When he returned (after the second period of twelve years), he returned together with twenty four thousand of his students. His wife heard that he was returning, and came out to greet him. Her neighbors told her: “Borrow some clothing and cover yourself well.” She replied: “A righteous man knows the soul of his animal.”

When she reached him, she fell on her face and kissed his legs. Rabbi Akiva’s aide began to push her away. Rabbi Akiva said: “Leave her, as both mine and yours (merit of Torah study) is because of her.”

Her father heard that a great man was coming to town. He said: “I will go come before him; perhaps he will negate my vow.” He came before Rabbi Akiva. Rabbi Akiva said to him: “Did you make this vow with the intention that it should apply even if he becomes a great man?” He replied: “Even if he would learn one chapter or one law (I did not intend it).” Rabbi Akiva told him: “I am he (your son-in-law about whom you made the vow).” He fell to the ground, kissed his legs, and gave him one half of his assets.

The question is asked: Why didn’t Rabbi Akiva, at least, say hello to his wife, and then return to study for another twelve years? He was already home; wouldn’t that have been the decent thing to do?

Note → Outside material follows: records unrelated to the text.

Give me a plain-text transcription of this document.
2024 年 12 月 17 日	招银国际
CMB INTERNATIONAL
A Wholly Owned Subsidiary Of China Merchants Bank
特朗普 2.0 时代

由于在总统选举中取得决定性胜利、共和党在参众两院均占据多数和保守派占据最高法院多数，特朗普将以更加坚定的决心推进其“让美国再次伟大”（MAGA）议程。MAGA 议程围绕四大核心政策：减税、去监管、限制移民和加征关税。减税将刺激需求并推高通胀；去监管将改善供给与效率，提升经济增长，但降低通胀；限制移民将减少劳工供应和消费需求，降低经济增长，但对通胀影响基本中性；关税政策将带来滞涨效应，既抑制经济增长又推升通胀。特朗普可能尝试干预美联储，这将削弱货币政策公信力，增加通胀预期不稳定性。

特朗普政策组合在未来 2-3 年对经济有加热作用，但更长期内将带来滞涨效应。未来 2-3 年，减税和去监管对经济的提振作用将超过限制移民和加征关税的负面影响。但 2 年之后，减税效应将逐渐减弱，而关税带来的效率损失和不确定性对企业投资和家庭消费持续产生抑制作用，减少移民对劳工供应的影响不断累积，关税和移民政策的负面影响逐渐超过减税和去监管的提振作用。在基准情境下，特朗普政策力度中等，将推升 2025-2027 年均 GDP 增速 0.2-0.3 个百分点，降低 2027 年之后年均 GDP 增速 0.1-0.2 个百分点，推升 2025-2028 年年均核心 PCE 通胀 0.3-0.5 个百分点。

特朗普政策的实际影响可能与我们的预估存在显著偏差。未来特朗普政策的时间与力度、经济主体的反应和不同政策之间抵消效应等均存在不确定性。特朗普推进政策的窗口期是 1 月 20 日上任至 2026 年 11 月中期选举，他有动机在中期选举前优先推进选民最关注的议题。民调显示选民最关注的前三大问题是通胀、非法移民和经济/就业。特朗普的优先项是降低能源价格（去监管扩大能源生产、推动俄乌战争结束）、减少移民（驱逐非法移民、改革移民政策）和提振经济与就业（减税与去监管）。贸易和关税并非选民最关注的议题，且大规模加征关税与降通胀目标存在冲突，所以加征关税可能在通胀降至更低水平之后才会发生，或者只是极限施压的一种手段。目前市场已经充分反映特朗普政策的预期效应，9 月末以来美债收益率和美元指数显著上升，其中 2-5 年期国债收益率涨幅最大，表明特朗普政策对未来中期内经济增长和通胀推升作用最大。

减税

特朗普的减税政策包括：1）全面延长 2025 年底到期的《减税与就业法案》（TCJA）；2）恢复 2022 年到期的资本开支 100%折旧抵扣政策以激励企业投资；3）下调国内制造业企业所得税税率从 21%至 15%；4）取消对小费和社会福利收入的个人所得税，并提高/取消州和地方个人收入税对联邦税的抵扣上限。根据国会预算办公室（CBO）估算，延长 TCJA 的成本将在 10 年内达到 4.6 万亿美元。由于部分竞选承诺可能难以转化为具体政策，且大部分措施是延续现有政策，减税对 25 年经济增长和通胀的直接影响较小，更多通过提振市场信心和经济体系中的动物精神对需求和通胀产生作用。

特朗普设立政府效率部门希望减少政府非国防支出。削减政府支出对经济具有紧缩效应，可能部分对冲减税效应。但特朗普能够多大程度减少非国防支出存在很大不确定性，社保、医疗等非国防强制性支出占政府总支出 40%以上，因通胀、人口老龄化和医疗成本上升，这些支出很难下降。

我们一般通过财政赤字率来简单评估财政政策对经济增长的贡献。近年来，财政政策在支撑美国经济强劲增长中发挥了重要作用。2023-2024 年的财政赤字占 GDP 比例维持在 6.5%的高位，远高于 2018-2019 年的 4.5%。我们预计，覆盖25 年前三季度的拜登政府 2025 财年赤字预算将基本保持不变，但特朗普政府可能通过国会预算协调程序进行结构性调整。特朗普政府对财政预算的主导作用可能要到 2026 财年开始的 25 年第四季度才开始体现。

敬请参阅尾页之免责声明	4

We always heard in Yeshiva from Rabbi Gifter that “two times twelve” is not comparable at all with “one times twenty-four.” Rabbi Akiva was returning home, for he thought that his wife wished for him to be home; once he had permission from her to study longer, it would have been an interruption in his learning.

This was always used as a lesson for us as to how vital it is for one studying Torah to utilize every second for learning, even during a lunch hour or by vacation. It is important to relax, but a true Torah scholar must always remain focused on his learning even when he is occupied with other mundane matters.

Rav Chatzkel Levinstein said that Rabbi Akiva was concerned that if he would enter his house, he would get involved in other matters, and he would not be able to return to the Beis Medrash.